Le toit de Notre-Dame parti en fumée, se pose la question de la reconstruction. Avec des tentations diverses entre deux polarités : rebâtir à l’identique pour effacer l’accident, poursuivre l’œuvre avec les matériaux et moyens de notre époque.
Tout choc est un deuil. Le deuil de la vie sans l’accident, la catastrophe. Et tout deuil commence par une phase de déni qui tente d’effacer l’événement. La forme que peut prendre cette tentative est variable. Ce peut être de l’oubli ou de l’occultation. Du déni pur et simple (ça n’est pas arrivé). Ce peut être encore la recherche d’un coupable qui, chargé du crime, pourrait l’emmener loin de nous au fin fond d’une prison, en exil voire dans la tombe. C’est la voie des théories du complot, rien moins que des phénomènes de bouc émissaire.
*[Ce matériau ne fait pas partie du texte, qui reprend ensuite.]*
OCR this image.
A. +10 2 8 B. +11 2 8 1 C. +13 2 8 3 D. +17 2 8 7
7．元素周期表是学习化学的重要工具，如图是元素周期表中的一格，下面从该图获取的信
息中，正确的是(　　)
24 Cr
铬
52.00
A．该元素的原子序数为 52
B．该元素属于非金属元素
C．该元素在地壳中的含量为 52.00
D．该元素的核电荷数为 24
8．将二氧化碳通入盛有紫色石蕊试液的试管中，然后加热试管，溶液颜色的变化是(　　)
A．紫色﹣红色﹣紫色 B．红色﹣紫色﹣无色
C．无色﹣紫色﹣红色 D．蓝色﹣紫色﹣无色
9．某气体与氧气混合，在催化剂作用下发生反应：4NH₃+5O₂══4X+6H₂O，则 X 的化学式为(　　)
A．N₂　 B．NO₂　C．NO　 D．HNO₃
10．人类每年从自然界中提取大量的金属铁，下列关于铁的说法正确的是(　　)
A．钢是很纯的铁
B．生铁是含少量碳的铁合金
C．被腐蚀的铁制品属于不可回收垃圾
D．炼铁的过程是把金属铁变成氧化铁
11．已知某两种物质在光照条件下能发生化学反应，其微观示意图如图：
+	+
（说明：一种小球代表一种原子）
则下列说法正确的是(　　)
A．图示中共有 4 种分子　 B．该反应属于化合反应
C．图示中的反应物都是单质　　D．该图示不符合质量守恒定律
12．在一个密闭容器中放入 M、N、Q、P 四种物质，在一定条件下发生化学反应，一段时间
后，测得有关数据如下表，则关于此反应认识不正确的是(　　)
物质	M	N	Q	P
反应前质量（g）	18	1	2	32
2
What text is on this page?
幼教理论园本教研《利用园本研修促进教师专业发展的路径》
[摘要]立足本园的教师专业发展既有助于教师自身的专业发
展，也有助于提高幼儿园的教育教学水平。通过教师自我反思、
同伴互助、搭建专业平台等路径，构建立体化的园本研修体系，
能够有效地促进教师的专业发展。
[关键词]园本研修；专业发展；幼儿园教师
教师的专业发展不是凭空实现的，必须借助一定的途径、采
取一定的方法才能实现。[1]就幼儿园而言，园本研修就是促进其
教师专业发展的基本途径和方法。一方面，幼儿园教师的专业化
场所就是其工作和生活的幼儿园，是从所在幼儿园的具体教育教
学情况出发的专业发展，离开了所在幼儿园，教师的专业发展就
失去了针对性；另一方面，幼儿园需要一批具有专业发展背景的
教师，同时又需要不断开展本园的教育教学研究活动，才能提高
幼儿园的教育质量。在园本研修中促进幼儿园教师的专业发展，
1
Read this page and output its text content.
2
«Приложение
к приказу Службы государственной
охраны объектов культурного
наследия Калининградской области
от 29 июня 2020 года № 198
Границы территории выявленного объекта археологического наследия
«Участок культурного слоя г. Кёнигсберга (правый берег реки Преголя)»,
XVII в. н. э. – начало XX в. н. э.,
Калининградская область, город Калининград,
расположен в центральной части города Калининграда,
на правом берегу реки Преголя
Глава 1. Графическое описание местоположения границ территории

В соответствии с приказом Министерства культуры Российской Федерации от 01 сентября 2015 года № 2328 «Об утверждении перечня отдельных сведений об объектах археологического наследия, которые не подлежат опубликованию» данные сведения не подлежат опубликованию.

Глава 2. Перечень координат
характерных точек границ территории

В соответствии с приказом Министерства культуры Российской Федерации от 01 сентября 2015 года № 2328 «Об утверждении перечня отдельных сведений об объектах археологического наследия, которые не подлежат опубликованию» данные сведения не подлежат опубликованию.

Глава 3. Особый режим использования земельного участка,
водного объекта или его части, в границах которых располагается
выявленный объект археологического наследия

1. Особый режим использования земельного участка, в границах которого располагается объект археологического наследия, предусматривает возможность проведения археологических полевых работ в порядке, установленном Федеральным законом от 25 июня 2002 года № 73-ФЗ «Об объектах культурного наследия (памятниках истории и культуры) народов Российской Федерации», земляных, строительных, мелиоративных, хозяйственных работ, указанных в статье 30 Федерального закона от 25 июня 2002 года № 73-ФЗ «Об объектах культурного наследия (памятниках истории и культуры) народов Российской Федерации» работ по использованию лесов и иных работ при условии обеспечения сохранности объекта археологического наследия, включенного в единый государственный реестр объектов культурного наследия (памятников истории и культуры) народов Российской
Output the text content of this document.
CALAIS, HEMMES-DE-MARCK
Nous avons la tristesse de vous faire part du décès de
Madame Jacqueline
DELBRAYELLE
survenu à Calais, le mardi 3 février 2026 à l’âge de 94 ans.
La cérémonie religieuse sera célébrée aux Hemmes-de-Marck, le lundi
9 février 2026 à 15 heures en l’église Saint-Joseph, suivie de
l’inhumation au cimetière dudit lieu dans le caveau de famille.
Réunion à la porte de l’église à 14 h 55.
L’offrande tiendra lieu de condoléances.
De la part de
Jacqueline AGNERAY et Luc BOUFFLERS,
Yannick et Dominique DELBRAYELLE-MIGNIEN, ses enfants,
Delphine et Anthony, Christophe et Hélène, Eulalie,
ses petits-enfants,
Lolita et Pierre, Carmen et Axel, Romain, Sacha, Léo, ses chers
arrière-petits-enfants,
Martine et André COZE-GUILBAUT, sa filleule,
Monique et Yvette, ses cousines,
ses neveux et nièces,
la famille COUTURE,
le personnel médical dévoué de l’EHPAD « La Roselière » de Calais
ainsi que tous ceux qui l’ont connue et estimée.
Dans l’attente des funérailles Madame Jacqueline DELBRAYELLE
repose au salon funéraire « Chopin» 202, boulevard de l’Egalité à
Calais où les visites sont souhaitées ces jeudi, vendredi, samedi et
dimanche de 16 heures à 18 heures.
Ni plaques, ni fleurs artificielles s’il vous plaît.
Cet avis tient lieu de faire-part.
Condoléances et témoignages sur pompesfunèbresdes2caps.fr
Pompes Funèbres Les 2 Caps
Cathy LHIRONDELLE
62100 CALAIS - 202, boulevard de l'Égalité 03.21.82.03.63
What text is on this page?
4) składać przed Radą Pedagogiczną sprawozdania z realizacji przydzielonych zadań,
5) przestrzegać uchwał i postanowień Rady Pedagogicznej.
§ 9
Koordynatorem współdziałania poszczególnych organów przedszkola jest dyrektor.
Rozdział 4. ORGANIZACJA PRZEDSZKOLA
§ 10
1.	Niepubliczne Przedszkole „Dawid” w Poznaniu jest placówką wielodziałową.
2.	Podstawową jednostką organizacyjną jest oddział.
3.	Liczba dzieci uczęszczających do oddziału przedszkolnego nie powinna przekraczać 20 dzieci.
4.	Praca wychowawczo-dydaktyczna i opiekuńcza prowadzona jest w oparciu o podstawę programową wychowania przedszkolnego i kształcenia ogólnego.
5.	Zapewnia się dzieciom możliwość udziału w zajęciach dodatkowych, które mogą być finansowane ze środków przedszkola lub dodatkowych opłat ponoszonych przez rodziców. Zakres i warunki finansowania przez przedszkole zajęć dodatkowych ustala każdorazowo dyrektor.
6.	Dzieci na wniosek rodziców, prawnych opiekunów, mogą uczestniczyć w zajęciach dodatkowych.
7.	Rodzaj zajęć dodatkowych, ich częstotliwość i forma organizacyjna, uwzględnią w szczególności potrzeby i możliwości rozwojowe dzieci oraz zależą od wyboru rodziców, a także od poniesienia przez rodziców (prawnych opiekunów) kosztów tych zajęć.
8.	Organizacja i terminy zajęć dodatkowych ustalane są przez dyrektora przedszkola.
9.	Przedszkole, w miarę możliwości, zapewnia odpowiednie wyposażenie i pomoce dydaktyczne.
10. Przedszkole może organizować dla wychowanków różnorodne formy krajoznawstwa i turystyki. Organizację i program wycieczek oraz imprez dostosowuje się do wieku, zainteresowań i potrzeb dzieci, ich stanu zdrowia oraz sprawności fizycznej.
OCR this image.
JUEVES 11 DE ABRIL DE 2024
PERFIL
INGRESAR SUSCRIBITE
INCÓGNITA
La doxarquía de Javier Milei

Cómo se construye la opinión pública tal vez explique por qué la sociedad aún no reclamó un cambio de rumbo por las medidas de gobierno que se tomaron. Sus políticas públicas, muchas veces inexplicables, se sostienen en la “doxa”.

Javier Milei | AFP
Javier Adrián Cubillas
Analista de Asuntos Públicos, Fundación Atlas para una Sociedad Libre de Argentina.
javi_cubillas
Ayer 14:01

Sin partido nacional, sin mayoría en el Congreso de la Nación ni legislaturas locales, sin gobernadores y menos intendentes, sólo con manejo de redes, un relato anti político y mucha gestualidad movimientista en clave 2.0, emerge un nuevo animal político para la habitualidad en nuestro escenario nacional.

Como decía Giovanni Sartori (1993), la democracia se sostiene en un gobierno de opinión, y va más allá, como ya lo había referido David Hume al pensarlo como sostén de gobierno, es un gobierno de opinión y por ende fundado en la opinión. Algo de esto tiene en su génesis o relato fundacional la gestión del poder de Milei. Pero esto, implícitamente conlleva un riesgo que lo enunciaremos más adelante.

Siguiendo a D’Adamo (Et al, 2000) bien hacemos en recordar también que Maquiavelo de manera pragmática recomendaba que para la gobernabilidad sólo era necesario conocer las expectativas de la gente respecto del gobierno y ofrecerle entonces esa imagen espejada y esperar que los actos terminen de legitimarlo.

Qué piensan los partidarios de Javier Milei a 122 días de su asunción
L’effacement peut aussi être de réparer. Réparer de si belle manière que l’édifice serait tel que s’il ne s’était rien passé. Et même mieux, tel que si le temps n’avait pas passé puisque les années qui passent constituent en elles-mêmes une sourde et lente catastrophe. Notre-Dame rendue dans sa pureté originelle.
Une pureté qui n’a jamais existé, bien entendu, comme nous le savons puisque des restaurations successives ont modifié l’architecture, à commencer par celle menée par Viollet-le-Duc. Restaurer ce passé, ce serait restaurer toute une époque : non seulement l’objet mais aussi notre regard sur lui. Or, nous ne sommes pas des gens du XIIIe siècle.
Il ne s’agit rien moins que d’une question existentielle : retrouver Notre-Dame ou retrouver notre passé, pour chacun d’entre nous retrouver notre jeunesse, les années perdues et envolées. L’incendie de Notre-Dame est la manifestation de l’irrémédiable qui nous pend au nez. Mêmes les puissants y sont sensibles qui contribuent à la hauteur de leur puissance à la restauration la plus rapide et la plus complète possible, comme un lifting ou une cure de jouvence.
D’un autre côté, nous pourrions imaginer poser une pyramide en verre sur le toit de la cathédrale. Ou bien une tente en fibre de carbone. Jouer la carte de la rupture. Voire carrément raser l’édifice pour construire un temple du XXIe siècle. Selon les goûts, une galerie marchande ou un espace d’éco-partage. Ça, c’est la tentation de la table rase ou de la réincarnation. Courons à la mort pour renaître plus rapidement dans un monde meilleur et dans une version meilleure de nous-mêmes.
D’un côté l’angoisse de « finitude », de l’autre celle d’imperfection. Des angoisses non dites qui pourraient nous faire agir à notre insu.
Alors, peut-être, regarder l’angoisse en face ; regarder le toit brûlé de la cathédrale. Pleurer la perte peut-être pour ceux qui en ressentent le besoin sans les sécher trop vite par des projets hâtifs. Pour enfin circuler entre les deux polarités dans toute la palette des choix possibles, dans toutes les nuances du devenir. De quoi avons-nous besoin aujourd’hui ? Quel projet sert notre avenir ? Peut-être que ça pourrait malgré tout passer par de la reconstruction à l’ancienne, avec la formation de métiers d’art si ce mouvement pouvait vivifier notre futur ; peut-être que ça pourrait passer également par une pyramide en verre ou un toit en fibre de carbone.
Tout pour servir l’avenir, sauf donner libre court à notre angoisse et nous laisser mener par elle à notre insu.